Broadly, people with incomes above the new thresholds will have their tax credits reduced lower down the income scale and at a much faster rate. 

Example 1

Krysten is a lone parent with two children. She works 30 hours a week and claims tax credits including the WTC childcare element for costs of £150 a week. Her salary is £18,000. Her 2015/16 tax credits award is around £11,600. That will reduce by £2,050 in 2016/17. 

The significant reduction in the WTC threshold, together with the new National Living Wage (NLW), will result in many low-income workers losing WTC support.

Example 2

Alex is single. He is over 25, has no children and earns the national minimum wage for a 35-hour week. His income for 2015/16 is expected to be around £12,012 and for 2016/17 around £13,104 based on the NLW of £7.20 an hour announced in the summer Budget. Given the income disregard his income rise is less than £2,500 so his award for 2016/17 will be based on his 2015/16 income. The WTC elements of £1,960 + £810 = £2,770 are reduced by (£12,012-£3,850) x 48% = £3,917. That is to say, the award is reduced to nil. By comparison, his 2015/16 award would have given a reduction of (£12,012-£6,420) x 41% = £2,292, leaving a WTC award of £478.

Anyone who has income below the new thresholds or who receives income support, income based-jobseeker’s allowance, income-related employment and support allowance or pension credit will continue to receive maximum tax credits based on their circumstances by virtue of TCA 2002 s 7(2) (although they will be affected by the freeze to some elements explained below). 

Example 3

Jason is a lone parent who is looking for work. He has one child and receives income-based jobseeker’s allowance (IBJSA). His child tax credits for 2015/16 are £3,325 and they will not change in 2016/17 as long as he continues to receive IBJSA.

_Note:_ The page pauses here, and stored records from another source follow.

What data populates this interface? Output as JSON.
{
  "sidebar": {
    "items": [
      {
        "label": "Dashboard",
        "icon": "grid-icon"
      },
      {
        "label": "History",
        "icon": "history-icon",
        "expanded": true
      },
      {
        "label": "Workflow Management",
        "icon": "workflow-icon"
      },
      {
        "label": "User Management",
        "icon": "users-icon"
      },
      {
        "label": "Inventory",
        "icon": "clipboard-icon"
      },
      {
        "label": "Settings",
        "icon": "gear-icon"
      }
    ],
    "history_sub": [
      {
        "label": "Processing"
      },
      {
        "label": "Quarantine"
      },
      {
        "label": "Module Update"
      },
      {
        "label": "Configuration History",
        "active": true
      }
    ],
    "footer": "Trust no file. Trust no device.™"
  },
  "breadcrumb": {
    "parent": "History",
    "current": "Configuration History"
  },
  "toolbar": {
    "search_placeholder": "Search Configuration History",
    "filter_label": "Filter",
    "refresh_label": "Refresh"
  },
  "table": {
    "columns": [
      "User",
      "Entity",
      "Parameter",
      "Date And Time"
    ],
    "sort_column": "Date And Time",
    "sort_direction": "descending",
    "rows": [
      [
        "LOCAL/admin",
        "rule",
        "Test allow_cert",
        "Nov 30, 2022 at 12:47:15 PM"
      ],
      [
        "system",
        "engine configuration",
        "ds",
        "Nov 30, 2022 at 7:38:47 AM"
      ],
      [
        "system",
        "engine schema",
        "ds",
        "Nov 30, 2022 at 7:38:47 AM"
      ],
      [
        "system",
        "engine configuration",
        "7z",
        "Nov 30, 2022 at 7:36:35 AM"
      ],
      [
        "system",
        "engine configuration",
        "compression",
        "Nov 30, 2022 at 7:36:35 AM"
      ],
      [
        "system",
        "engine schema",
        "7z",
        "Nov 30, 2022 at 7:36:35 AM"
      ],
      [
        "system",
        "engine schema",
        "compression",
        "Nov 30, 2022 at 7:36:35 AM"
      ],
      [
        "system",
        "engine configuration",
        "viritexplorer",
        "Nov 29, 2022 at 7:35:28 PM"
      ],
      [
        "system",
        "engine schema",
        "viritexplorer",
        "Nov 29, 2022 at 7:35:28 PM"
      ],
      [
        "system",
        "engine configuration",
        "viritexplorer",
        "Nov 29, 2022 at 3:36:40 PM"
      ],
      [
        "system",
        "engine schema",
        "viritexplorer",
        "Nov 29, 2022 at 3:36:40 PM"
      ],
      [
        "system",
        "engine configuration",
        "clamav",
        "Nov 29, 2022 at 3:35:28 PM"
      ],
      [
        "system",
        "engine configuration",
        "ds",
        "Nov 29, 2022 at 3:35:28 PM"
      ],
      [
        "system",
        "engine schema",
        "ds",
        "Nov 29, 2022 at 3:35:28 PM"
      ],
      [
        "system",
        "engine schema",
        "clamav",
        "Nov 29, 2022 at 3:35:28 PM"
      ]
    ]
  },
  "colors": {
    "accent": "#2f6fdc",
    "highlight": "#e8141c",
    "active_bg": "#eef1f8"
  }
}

Freeze on WTC and CTC elements

Before 2011, tax credit elements were increased each year using the retail prices index (RPI). From April 2011, this changed to the consumer prices index (CPI). At the same time the basic element of WTC and the 30-hour element were frozen for three years. 

Since April 2014, most tax credit elements have increased by 1%, with the exception of the disabled adult and child elements, which have increased by the higher CPI.

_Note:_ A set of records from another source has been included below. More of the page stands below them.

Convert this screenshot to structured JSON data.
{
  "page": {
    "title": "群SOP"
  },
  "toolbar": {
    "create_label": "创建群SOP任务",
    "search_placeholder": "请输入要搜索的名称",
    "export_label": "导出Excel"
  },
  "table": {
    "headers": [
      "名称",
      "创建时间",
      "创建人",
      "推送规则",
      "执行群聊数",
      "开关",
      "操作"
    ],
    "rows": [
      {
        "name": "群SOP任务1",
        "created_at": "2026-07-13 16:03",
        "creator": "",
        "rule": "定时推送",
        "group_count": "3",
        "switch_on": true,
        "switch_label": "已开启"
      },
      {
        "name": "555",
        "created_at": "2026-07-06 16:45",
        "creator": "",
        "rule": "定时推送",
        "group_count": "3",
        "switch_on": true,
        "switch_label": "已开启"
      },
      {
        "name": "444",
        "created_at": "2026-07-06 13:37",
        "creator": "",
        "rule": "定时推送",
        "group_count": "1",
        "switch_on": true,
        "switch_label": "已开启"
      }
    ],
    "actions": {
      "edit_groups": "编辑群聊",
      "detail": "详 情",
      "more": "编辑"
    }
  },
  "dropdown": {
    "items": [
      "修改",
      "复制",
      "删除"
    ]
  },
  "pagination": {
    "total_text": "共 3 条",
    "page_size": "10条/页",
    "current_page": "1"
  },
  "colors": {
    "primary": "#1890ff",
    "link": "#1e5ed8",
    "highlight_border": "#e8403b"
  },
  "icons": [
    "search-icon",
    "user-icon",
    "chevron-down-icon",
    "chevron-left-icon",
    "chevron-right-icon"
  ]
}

It was announced in the summer Budget that all elements of WTC and CTC would be frozen for four years except the adult and child disability elements, which will continue to increase by CPI. Therefore, many people will not have any further increase in tax credits before they are replaced by universal credit. 

Decrease in income disregard to £2,500

Tax credits are initially paid based on current circumstances and household income from the previous tax year. After the tax year ends, HMRC compare actual income for the year just ended with income for the previous year. Currently, as long as the income for the year just ended is no more than £5,000 higher than in the previous year, the award will be unaffected and there will be no overpayment. Hence the term ‘disregard’ because the first £5,000 of any income increase is disregarded when calculating the award.

When tax credits began, this disregard was set at £2,500. It was increased to a very generous £25,000 from 6 April 2006 to reduce overpayments. It was reduced to £10,000 from 6 April 2011 and then again to £5,000 from 6 April 2013. 

The summer Budget announced that the disregard, set out in the Tax Credits (Income Thresholds and Determination of Rates) Regulations, SI 2002/2008, would again be reduced to £2,500 from 6 April 2016. 

Example 4

Bridget has been working in the same job for two years and her earnings for 2015/16 were £15,000. Bridget is promoted to a supervisor role from April 2016 and her salary for 2016/17 will be £19,000. Under the current rules, Bridget’s 2016/17 tax credits award would not be affected by her pay rise because the increase of £4,000 is less than the £5,000 disregard. Bridget would not see a fall in her tax credits until April 2017. However, under the new disregard, Bridget’s 2016/17 tax credits award will be based on income of £16,500 so she will face a fall in tax credits from April 2016 rather than April 2017. 

A future article will examine the new two-child limit and removal of the family element of child tax credit from April 2017 and the phasing out of tax credits, to be replaced by universal credit.